Bei aller Begeisterung, die auch ich über Springsteens Leistung als Live-Performer empfinde: Das Einsammeln der Request Signs nebst Abspielen des einen oder anderen Titels ist mittlerweile nichts weiter als ein Programmpunkt jedes Konzerts, der zuverlässig und routiniert jedes Mal aufs Neue abgehakt wird. Irgendwann nach etwa einem Drittel kommt
Raise Your Hand und Springsteen sammelt Request Signs. Das wirkt schablonenhaft, wobei mir klar ist, wie sehr diese Aussage Jammern auf hohem Niveau ist, denn wie soll man dann erst die Konzerte von Künstlern wie AC/DC, Oasis und vielen vielen weiteren beurteilen? Das sind dann personifizierte Schablonen.

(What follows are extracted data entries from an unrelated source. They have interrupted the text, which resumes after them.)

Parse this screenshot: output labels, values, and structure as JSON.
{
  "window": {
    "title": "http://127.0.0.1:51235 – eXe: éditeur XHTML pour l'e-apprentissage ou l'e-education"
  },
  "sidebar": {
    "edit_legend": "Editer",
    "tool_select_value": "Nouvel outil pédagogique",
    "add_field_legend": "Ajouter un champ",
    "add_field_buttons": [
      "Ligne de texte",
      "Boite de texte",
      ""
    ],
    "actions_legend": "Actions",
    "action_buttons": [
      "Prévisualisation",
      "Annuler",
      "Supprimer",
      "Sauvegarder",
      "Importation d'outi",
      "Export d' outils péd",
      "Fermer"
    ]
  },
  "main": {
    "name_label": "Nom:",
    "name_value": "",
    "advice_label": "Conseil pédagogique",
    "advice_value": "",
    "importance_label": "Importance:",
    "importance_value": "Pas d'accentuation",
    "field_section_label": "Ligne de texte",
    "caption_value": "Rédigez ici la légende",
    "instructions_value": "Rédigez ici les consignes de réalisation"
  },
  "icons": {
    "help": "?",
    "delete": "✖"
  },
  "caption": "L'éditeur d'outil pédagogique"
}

Gegen Springsteens Erfüllung von Zuschauerwünschen spricht auch, dass sein Einsammeln zu einer inflationären Häufung von Request Signs geführt hat. Ich kann sowas schwer schätzen - in den ersten zehn Reihen finden sich bei jedem Konzert womöglich 200 Schilder (andere Schätzungen willkommen). Das hat keinen Wert mehr.
Um überhaupt Chancen zu haben, dass ein Schild eingesammelt und dann auch in der Setlist berücksichtigt wird, muss es - Ausnahmen bestätigen die Regel - mittlerweile offenbar außergewöhnlich auffällig sein. Der Trend geht somit zur Übergröße. Oft werden diese großen Plakate dann bis zum Einsammeln ständig immer mal wieder hochgehalten, bis die Arme lahm sind, was zuverlässig dazu führt, dass dahinter stehende Fans in großer Zahl ein paar Minuten lang nichts von der Bühne sehen.

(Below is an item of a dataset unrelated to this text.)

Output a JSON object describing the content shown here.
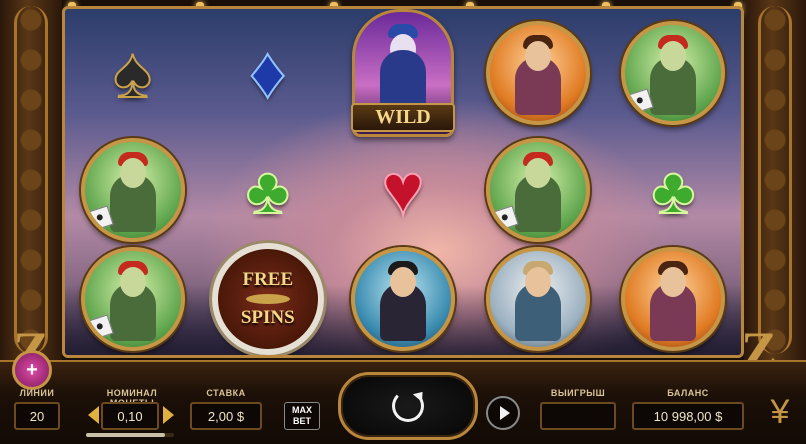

Ich halte fest: Auch ohne Sign Requests können wir damit rechnen, dass jedes Springsteen-Konzert überraschende Titel enthalten wird.
Zum Ende ein völlig hanebüchener Gedanke: Stellt Euch vor, Springsteen will Request Signs einsammeln, und im Publikum findet sich kein einziges! Das Gesicht des Bosses möchte ich sehen.
So - das war's vorerst meinerseits. Herrlich, mal wieder etwas rumzumosern!